Keto stretched as she stood and stared out around them.
“It’s so gorgeous out.”
In the deluge of the previous day they had made their camp on the top of a small butte. In such a storm, as she had struggled to pitch her tent amongst the gusts and even the old Landian had struggled and then given up on lighting a fire, she hadn’t even taken a moment to consider the view the small hill would offer. Waking now with nothing but the rising sun and a blue sky that seemed to tower above them, the scenery was breath taking.
“You knew about this didn’t you?” she called back. The Landian was poking at whatever he was half cooking, half burning over the fire. He looked up to the Bard and then gave a look around their scenery.
“I knew it commanded a view, and would drain the water well. I don’t think I’ve ever been here with the weather so nice.” Standing, one of his knees giving a pop to join the low cackle of the campfire, Quartes joined Keto at the hill’s rim. She had smelled the salt of the coast as she rose this morning, but now she could see the sparkle of the far off Eastern Ocean, the white of their peaks and breaks scattered amongst the deep blue at intervals. Turning left, she squinted, holding a hand to shade against the growing light.
“Is that the tip of…?”
“Mount Migin, yes,” he answered. His pupil-less eyes were squinted against the light and Keto marveled as the just the hint of a snow capped peak that she could see. Between them and there were rolling green fields, shifting from nearly yellow to a deep verdigris as winds swept over them, creating waves not all that different from the ocean. Near the horizon she caught the blue strip of a river, a downward loop of the Upper Icerun by her best guess.
“I’m shocked there isn’t a town here,” Keto whispered nearly to herself, hushed by the scenery about her.
“There was, in the last Cycle the Aenesi Empire kept a watchtower here. Built to watch the Silver road heading south to the Sanctuary Lake. I saw it in that time, know there was a small village about it but I never visited…shades.”

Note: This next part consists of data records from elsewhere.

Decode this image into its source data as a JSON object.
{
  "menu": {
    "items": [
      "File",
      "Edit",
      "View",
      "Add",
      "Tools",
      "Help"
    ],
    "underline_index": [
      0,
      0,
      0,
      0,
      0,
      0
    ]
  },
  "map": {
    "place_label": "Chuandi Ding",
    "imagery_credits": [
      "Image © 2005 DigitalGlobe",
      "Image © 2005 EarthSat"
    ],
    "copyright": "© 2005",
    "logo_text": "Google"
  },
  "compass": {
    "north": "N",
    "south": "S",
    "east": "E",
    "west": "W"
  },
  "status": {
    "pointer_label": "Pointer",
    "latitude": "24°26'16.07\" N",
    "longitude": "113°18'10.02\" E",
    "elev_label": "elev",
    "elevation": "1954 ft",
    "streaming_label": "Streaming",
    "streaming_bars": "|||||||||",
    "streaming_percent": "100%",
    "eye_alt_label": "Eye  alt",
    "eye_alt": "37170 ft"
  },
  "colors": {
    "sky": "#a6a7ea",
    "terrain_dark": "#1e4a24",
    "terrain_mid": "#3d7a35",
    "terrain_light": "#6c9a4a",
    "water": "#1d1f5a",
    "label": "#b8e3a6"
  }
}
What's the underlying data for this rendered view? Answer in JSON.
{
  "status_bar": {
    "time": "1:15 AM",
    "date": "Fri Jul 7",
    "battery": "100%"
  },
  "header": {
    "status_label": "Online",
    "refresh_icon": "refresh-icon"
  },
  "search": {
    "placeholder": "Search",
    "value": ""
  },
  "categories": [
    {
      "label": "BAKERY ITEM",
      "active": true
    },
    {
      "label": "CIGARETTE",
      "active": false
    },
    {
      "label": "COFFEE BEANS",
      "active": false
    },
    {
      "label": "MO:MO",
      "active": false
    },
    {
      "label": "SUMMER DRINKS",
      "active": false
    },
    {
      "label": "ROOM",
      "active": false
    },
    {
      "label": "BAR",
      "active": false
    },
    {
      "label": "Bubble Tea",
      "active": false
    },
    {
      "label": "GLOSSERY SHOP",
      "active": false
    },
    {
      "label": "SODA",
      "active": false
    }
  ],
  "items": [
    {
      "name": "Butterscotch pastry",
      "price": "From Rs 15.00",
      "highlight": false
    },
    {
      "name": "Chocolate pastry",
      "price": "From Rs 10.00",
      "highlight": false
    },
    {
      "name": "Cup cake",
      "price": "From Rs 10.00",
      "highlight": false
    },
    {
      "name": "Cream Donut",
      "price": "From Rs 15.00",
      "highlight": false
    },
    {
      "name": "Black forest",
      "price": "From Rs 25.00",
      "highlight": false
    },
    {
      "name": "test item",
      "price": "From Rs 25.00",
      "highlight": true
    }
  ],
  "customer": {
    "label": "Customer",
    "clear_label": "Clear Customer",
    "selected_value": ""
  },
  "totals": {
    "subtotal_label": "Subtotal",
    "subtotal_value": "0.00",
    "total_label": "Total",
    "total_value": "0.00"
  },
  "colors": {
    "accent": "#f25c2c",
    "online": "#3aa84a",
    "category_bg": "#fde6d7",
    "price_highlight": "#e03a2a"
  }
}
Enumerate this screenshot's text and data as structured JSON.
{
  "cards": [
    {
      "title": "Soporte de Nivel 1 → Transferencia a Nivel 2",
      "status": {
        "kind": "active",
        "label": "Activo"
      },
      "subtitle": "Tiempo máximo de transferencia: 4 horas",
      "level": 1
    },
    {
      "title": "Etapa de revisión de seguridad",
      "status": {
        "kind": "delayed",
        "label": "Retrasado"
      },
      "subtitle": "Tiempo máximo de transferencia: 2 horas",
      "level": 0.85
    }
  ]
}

Keto started out of the reverie, worried for a moment that the Landian had spotted something. Instead she caught the smell of burning and laughed to herself as she turned to see the Landian, knife in one hand, progressive burnt fingertips doing the best on their own, as he pried the burning biscuits off the heated stone of their campfire. As she approached to help a glint to the southwest caught her eye and she stepped past the struggling Landian to the other side of the hill.
“Wait, that can’t be…the towers of Verken?”
Biscuits salvaged as best he could, Quartes’ pale gaze looked up. He squinted and after a moment gave his own smile. “I would not have thought those would be visible from here but you are correct.” Keto stared off at the glint of the bronze top of one of the towers. To see signs of two of the four cities of the Heroes stunned her. This spot, an old ruin, screamed for so much more than its recent history. The Bard let her gaze sweep out across the rest of the view. The shimmering fields, a few dark splotches of forest, the hazy purple of the far off Hendark mountains to the west.
She was smiling as something roiled inside her, hints of music and song coming together.
“Can we,” she begun and then looked back to Quartes, “Can we stay her for the day?”
The Landian smiled, “We have nowhere specific to be.” Her smile blossomed, radiant in the sun, and Keto moved towards her tent. To the scrolls and harp inside and a day finding words to capture the wonder of this spot.